El sistema educativo queda saturado también. Mientras los padres han cedido ya toda su autoridad, los maestros se ven en la tesitura de marcar límites a unos niños que han sido educados para desobedecerlos y desafiarlos en pos de sus exigencias. Se llega a dar el caso de que los maestros que tratan de establecer normas reciben la desaprobación y las quejas de los padres, que no consienten que nadie ejerza autoridad alguna sobre sus hijos. Esto refuerza y consolida al niño emperador en su actitud. En la etapa de la adolescencia, los niños emperadores han consolidado sus pautas conductuales y morales, siendo incapaces de concebir algún tipo de autoridad externa que les imponga ciertos límites. En los casos más graves, pueden llegar a agredir a sus padres, siendo una denuncia ampliamente reportada en las comisarías y cada vez más frecuente. De hecho, son las madres las que se llevan la peor parte, quienes sufren, comparativamente, mayor proporción de agresiones y vejaciones por parte de sus hijos. Los profesionales de la psicología, la psicopedagogía y la salud mental están de acuerdo en que es imprescindible fraguar unos sólidos cimientos en la educación de los niños. Para educar a futuros niños, adolescentes y adultos sanos, libres y responsables, es preciso no renunciar a poner límites claros, permitir a los niños experimentar cierto grado de frustración para que puedan comprender que el mundo no gira en torno a su ego, y para inculcarles poco a poco la cultura del esfuerzo y el respeto hacia las demás personas. Solo así podrán tolerar la frustración, se comprometerán con sus objetivos y se esforzarán por alcanzar sus metas, tomando consciencia del valor de las cosas. Muchas veces nos oímos, como profesionales o como ciudadanos, las reclamaciones de padres, profesores, tertulianos, acerca de la importancia de la educación de los niños.

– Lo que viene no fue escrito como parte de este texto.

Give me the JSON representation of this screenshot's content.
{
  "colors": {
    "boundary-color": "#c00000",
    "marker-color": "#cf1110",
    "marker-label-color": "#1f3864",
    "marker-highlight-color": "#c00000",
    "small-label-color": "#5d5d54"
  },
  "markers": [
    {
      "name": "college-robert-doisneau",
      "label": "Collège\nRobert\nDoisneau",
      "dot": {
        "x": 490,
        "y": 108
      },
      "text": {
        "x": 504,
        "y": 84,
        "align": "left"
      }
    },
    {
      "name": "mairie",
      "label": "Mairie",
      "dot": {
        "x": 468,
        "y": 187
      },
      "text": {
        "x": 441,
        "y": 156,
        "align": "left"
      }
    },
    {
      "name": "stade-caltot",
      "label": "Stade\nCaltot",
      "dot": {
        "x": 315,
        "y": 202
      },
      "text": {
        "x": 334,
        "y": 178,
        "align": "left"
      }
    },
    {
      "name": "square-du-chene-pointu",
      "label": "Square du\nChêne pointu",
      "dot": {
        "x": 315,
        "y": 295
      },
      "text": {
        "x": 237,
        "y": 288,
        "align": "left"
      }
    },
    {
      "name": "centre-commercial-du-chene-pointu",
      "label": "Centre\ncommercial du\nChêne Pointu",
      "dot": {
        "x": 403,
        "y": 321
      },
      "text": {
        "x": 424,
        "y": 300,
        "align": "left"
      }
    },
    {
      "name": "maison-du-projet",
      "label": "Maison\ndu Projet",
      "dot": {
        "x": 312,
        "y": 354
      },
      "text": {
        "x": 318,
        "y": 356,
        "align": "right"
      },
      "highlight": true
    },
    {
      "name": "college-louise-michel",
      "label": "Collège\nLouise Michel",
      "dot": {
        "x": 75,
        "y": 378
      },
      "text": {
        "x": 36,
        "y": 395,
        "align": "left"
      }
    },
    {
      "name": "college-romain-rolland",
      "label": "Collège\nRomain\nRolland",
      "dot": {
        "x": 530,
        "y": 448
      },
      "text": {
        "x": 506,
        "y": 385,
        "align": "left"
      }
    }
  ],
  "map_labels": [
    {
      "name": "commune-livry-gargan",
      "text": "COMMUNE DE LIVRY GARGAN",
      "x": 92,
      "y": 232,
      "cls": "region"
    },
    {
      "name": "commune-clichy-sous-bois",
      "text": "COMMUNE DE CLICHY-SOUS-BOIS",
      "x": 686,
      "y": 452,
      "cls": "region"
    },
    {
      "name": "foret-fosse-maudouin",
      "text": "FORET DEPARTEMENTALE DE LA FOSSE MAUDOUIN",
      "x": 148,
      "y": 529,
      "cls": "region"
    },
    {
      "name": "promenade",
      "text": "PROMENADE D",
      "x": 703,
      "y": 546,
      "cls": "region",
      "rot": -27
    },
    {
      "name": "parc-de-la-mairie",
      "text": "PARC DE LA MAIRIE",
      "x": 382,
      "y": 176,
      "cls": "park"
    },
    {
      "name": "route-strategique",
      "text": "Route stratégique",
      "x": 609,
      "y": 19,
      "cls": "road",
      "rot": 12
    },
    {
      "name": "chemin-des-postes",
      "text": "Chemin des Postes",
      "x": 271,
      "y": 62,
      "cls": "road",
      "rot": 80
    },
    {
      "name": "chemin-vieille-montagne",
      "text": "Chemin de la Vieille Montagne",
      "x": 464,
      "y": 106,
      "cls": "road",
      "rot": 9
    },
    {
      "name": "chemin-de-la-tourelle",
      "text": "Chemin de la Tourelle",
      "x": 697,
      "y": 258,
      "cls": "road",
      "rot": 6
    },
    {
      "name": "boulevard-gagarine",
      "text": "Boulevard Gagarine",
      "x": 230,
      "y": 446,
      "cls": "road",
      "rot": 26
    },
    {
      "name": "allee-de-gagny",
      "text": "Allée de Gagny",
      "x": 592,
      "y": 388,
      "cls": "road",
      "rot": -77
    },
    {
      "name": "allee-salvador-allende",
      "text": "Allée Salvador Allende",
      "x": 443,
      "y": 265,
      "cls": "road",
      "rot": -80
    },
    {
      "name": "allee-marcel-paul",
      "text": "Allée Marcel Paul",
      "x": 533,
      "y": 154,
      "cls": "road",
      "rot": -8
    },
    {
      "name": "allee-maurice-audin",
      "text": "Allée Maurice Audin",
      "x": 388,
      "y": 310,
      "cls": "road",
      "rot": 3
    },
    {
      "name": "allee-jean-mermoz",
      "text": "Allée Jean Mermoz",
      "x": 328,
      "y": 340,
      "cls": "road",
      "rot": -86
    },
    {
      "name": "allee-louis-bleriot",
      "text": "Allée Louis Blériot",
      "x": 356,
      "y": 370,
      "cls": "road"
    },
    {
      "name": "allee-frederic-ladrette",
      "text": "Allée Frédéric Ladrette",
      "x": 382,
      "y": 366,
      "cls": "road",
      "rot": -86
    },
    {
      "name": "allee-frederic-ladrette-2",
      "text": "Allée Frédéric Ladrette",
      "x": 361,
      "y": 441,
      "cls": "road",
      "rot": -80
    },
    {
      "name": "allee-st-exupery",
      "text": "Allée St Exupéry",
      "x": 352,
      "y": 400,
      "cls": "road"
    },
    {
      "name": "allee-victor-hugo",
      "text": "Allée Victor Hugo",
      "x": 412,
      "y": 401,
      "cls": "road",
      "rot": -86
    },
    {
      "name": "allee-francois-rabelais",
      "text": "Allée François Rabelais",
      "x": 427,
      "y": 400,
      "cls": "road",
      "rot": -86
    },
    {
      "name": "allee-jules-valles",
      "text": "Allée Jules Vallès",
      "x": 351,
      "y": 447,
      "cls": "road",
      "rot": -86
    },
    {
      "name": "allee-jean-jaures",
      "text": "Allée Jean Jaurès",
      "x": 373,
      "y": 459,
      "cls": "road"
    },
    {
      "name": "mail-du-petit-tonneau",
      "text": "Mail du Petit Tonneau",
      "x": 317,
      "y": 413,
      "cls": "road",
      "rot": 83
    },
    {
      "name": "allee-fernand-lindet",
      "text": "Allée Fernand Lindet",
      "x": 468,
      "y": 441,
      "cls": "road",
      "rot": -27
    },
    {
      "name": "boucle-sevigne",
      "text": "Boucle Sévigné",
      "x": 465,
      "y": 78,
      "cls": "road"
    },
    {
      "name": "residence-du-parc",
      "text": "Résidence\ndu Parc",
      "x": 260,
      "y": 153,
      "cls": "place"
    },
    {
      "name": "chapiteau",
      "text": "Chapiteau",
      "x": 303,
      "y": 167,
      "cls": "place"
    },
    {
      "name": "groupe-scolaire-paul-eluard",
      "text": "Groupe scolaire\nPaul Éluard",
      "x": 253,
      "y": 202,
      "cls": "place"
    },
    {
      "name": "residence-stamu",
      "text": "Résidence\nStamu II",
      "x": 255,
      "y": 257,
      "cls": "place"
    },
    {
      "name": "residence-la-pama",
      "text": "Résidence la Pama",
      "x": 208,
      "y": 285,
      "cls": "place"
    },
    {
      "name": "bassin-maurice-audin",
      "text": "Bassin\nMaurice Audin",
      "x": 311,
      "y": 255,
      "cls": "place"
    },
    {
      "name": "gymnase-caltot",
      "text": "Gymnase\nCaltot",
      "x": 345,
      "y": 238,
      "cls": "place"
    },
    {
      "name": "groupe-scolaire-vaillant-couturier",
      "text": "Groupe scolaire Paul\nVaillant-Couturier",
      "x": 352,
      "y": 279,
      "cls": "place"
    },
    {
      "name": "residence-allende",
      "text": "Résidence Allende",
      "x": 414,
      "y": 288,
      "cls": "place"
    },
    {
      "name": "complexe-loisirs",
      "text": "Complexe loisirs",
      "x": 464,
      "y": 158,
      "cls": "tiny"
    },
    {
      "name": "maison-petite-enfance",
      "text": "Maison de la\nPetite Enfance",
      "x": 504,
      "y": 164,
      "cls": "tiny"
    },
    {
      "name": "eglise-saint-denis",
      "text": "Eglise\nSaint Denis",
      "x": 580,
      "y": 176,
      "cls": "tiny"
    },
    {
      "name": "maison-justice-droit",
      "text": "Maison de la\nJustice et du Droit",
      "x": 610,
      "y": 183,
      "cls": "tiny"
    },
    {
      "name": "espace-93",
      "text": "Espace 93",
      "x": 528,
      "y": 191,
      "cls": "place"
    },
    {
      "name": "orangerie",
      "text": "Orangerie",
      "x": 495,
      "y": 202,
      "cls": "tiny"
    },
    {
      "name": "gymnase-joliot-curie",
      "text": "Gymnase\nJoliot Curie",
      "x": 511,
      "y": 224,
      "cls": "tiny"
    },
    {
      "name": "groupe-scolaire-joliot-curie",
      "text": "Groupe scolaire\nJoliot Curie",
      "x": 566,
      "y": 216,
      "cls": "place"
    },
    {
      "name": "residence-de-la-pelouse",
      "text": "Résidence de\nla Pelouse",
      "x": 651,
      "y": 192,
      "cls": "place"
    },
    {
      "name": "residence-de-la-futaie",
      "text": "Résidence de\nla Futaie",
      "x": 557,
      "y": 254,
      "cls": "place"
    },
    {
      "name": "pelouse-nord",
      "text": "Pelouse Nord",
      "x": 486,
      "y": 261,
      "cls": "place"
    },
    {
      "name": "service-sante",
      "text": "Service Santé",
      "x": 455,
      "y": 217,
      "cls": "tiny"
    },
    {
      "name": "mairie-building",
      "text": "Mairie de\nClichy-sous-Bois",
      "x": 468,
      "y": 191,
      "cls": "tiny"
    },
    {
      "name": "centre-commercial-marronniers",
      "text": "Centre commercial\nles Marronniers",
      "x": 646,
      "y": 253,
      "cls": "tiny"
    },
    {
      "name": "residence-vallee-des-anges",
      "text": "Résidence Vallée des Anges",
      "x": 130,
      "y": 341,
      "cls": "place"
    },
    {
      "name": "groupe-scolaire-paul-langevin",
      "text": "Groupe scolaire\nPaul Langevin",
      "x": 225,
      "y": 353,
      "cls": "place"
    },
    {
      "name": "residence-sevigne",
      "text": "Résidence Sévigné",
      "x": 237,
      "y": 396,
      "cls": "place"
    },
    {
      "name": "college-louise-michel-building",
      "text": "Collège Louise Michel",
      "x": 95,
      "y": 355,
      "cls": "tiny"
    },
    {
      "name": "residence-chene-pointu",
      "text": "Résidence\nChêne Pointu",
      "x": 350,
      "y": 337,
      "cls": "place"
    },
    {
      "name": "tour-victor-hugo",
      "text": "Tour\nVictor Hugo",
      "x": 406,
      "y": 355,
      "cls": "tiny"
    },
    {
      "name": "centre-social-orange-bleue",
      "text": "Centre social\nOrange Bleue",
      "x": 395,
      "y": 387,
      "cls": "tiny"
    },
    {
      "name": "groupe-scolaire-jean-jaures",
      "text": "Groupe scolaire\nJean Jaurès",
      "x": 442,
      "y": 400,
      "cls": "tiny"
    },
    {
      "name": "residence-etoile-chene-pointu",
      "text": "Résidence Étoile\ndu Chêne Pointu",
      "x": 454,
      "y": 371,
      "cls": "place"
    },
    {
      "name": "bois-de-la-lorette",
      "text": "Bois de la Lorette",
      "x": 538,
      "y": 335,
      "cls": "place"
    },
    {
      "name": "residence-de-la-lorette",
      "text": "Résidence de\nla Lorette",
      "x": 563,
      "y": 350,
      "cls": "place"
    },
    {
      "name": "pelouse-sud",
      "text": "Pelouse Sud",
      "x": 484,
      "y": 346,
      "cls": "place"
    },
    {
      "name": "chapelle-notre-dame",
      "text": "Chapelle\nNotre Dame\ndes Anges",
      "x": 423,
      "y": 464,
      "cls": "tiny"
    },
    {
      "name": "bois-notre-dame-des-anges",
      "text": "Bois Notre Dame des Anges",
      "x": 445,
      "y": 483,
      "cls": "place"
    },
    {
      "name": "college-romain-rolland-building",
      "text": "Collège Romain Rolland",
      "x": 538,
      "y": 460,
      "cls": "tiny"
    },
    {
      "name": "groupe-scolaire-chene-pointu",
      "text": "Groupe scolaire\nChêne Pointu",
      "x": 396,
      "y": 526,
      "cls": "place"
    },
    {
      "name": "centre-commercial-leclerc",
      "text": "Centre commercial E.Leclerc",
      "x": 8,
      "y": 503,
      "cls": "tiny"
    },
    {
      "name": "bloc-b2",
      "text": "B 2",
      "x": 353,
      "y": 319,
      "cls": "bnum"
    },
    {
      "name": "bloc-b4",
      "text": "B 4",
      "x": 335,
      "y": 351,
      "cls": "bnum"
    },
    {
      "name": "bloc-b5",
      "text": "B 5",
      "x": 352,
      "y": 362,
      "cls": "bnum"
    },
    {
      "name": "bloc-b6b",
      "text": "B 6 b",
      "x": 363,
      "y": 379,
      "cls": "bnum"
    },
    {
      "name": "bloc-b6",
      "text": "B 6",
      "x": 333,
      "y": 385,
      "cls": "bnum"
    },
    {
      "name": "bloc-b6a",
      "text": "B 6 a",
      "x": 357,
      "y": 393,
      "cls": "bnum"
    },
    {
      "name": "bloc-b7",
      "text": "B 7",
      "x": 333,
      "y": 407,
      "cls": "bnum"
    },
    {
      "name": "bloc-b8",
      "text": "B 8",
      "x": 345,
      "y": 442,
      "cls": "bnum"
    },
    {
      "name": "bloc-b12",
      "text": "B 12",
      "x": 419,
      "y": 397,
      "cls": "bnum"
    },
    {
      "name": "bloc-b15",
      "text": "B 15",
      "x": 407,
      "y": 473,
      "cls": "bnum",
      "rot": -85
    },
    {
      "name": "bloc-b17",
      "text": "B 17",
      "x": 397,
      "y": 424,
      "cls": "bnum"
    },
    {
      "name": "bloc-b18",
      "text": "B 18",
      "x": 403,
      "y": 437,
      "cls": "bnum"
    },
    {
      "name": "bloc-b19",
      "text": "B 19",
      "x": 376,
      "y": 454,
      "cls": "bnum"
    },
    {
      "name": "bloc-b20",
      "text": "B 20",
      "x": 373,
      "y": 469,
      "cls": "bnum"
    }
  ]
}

Podemos partir de diferentes paradigmas acerca de la inteligencia, el desarrollo personal y las variables individuales para crear nuestra propia concepción del constructo educación, pero muchas veces olvidamos algo tan básico como es la declaración de los derechos de la infancia, los cuales están recogidos en la convención de los derechos del niño.

Esta declaración no hace referencia sólo a la obligación de cubrir las necesidades básicas para su subsistencia, sino también a su derecho a la libertad y a la felicidad de la que deberían gozar para poder crecer como adultos sanos mental y emocionalmente hablando, sin olvidar del disfrute de su etapa vital actual no solo como mera transición al mundo de los adultos.

Ayudar y acompañar a los niños como personas y no como seres sin capacidad de decisión y de crear sus propios esquemas cognitivos acerca de la realidad debería ser la principal misión de cualquier sociedad “desarrollada”, y este proceso pasa primero por no proyectar nuestra mente adulta en los niños.

Actividades como la gestión de los patios o juntar niños más aventajados en ciertas materias con otros niños con más dificultades para asimilar los conceptos, situación familiar o momento vital, son puntos clave en los proyectos de innovación educativa. Pero, llevados sin el rigor necesario, pueden convertirse más en un problema que en una solución.

Un ejemplo acerca de esto puede ser el no gestionar el proceso que se da en la relación entre dos niños a la hora de que haya un aprendizaje significativo a través de la interacción y enseñanza de un alumno a otro. Como profesionales tenemos el deber de dotar de recursos y acompañar en el proceso en lugar de dejar a la suerte el proceso educativo entre dos personas. Es lo más cercano al dilema entre el niño como científico versus el niño como antropólogo.

Está suficientemente demostrado que los niños aprenden en un contexto bañado en la cultura, y aprenden de sus semejantes pautas de acción aceptadas dentro de la sociedad en la que viven. No buscan las leyes científicas de los procesos o de los elementos que se encuentran en su etapa vital. Por ello, como auténticos antropólogos en miniatura que son, se les ha de acercar a la cultura siendo nosotros meros intermediarios entre el aprendizaje social y el niño, sin proyectar en ellos nuestra visión y hacer adulto.